Development and Evaluation of a Mobile Manipulation Robot for Surface Disinfection
Conference: ISR Europe 2022 - 54th International Symposium on Robotics
06/20/2022 - 06/21/2022 at Munich
Proceedings: ISR Europe 2022
Pages: 8Language: englishTyp: PDF
Authors:
Baumgarten, Simon; Jordan, Florian; Patel, Mayank; Schmelzer, Miriam; Graf, Birgit (Fraunhofer IPA, Germany)
Abstract:
Germs can infect people with potentially dangerous diseases, possibly leading to the death of the patients or an reduction of their quality of life.
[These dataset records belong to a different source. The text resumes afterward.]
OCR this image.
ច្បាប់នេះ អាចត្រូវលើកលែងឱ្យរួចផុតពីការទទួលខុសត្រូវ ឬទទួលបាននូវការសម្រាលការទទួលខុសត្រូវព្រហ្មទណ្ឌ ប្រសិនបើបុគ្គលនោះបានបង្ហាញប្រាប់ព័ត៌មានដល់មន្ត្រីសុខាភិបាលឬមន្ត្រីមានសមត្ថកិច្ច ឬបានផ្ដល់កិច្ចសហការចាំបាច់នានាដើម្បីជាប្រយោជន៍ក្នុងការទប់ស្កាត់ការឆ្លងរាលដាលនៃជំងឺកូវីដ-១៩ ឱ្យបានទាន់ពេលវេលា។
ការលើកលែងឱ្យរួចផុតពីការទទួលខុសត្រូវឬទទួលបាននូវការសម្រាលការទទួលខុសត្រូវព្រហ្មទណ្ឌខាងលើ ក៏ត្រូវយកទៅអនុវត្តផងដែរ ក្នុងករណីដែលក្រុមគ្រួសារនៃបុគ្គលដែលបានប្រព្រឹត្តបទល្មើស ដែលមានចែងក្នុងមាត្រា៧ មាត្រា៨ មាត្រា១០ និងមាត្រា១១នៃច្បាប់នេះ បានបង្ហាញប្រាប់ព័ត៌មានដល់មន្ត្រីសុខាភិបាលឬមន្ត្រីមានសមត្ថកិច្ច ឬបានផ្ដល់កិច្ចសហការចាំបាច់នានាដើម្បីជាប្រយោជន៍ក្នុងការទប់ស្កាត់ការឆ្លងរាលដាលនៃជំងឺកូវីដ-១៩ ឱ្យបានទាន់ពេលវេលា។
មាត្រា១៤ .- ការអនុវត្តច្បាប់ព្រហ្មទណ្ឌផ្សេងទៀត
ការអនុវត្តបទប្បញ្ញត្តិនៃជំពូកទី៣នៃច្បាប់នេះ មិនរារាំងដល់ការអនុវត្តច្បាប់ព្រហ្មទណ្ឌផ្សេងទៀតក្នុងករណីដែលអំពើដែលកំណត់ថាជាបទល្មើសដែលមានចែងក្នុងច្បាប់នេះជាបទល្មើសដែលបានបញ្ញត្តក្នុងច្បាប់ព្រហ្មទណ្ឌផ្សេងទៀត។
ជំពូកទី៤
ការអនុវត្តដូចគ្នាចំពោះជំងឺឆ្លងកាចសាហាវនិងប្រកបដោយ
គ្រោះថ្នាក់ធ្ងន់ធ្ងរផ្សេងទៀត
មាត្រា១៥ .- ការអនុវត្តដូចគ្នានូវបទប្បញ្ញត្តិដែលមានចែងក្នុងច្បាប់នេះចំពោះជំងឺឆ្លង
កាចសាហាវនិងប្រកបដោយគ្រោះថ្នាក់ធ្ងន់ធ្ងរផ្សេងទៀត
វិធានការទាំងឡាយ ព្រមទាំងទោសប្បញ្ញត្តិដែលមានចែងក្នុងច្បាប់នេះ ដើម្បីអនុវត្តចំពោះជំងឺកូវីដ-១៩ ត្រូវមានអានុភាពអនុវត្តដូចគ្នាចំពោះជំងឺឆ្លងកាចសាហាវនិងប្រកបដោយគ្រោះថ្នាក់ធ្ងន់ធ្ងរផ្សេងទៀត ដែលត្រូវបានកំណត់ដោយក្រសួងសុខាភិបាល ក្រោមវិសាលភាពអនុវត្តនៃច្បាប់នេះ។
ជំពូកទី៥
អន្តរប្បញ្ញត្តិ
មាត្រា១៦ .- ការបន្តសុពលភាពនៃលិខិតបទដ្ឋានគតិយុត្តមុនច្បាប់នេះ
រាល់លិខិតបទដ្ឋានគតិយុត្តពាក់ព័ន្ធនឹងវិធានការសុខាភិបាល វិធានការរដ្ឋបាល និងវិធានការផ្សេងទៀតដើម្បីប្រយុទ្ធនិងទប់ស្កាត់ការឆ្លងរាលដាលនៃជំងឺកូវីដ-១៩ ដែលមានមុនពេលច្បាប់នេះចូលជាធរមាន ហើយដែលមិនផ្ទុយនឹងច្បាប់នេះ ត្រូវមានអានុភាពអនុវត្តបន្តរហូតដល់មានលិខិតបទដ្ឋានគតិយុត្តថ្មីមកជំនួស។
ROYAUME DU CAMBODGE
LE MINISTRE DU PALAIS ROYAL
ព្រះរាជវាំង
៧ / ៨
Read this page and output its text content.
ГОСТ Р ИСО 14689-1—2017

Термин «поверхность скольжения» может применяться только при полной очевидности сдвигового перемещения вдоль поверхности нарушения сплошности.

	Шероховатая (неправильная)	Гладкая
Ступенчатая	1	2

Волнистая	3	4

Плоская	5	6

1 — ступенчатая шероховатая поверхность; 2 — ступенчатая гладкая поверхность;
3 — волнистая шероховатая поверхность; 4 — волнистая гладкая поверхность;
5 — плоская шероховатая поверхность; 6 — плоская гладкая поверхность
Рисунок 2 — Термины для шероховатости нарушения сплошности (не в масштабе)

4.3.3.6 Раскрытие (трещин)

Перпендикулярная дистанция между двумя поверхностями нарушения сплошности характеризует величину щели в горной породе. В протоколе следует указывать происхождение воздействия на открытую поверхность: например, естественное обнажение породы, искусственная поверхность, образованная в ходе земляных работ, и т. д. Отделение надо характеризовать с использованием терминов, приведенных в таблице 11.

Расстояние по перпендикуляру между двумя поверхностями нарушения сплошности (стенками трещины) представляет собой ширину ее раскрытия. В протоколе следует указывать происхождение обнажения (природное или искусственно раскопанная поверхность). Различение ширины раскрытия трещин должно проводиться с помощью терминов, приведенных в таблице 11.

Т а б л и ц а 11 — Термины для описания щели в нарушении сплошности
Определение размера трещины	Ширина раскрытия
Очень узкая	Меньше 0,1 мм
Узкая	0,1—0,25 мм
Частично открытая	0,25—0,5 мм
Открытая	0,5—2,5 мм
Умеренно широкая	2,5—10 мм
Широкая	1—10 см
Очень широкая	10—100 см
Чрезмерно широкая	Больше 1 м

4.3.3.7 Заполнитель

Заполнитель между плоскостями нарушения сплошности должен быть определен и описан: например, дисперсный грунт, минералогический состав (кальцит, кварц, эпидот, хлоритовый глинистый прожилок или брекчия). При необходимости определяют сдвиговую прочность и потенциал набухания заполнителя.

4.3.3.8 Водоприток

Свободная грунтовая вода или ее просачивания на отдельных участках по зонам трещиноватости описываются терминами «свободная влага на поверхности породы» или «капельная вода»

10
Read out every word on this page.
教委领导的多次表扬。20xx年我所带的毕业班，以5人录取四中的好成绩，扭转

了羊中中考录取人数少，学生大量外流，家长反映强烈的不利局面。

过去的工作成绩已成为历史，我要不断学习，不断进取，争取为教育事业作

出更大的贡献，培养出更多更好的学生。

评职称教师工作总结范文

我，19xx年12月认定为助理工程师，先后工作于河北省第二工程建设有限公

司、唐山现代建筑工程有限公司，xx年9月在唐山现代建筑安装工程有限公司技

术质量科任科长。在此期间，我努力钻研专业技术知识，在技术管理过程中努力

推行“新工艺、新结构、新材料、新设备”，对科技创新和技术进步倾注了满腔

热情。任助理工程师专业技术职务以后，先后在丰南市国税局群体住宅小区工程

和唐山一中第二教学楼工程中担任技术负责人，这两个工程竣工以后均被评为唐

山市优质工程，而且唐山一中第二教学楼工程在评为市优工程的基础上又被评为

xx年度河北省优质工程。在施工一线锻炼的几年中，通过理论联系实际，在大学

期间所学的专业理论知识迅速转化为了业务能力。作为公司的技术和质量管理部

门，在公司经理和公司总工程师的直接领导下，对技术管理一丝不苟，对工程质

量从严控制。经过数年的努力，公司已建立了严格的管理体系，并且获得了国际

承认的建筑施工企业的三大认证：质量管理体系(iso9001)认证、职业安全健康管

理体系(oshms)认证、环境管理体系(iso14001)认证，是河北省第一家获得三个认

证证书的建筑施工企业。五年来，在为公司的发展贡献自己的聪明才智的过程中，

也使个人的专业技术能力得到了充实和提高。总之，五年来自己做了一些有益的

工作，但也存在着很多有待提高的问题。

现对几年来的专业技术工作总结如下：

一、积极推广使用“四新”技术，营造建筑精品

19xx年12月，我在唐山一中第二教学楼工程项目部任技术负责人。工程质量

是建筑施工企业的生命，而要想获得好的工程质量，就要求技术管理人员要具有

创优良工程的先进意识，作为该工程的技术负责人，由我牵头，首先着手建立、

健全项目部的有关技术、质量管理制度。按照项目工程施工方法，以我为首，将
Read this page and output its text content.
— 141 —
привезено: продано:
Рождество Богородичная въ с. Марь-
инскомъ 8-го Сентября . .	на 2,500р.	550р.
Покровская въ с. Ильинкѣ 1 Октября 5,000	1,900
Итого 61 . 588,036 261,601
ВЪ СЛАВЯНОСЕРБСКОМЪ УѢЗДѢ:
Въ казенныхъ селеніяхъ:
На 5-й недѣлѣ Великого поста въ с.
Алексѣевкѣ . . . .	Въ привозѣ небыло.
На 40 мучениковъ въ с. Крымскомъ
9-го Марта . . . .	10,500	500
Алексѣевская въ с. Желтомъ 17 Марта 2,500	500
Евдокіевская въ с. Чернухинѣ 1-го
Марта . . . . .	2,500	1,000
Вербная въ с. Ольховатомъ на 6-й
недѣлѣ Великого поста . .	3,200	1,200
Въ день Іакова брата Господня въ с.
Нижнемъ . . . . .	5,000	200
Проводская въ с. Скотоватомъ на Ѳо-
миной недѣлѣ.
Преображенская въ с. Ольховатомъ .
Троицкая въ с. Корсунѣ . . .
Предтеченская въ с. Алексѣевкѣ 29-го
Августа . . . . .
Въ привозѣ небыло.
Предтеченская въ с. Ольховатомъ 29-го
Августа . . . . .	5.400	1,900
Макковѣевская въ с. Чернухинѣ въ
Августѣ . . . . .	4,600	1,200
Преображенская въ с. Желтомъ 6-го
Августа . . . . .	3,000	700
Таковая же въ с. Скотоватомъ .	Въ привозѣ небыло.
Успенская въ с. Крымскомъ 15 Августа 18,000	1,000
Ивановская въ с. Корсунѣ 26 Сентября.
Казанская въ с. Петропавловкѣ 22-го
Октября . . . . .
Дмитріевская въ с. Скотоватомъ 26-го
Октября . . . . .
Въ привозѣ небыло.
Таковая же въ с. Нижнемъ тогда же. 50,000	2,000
Thus it is important to regularly disinfect potentially contaminated surfaces. But due to a labour shortage in the cleaning sector, this task is sometimes not done frequent enough. Service robots equipped with disinfection tools can assist in this task and help to overcome the shortage. But existing disinfection robots come with restrictions due to the undirected application of chemicals or UV-C light and a missing cleaning effect of these methods. To tackle these issues, we developed the mobile robot “DeKonBot” that cleans and disinfects specific surfaces often touched by humans (door handles, door knobs, light switches/buttons). The robot is based on the Scitos X3 platform from MetraLabs GmbH, with an UR5e arm from Universal Robots A/S and an additional cleaning tool consisting of two brushes. To detect the surfaces for cleaning, we designed and trained a CNN model and projected these detections onto collected 3D data to precisely localize the surface relative to the robot. By adapting previously defined motion templates for each surface type to the extracted dimensions, we can then completely clean and disinfect the current surface. During an experiment in a partner’s office building, we evaluated the performance of "DeKonBot" by cleaning a total of 45 objects (17 door handles, 12 door knobs and 16 light switches). Overall only one error due to perception occurred during this experiment. On average, the disinfection process took 214s for door handles, 173s for door knobs and 164s for light switches. After additional optimizations, it was possible to further reduce the execution time of the motions by 50s.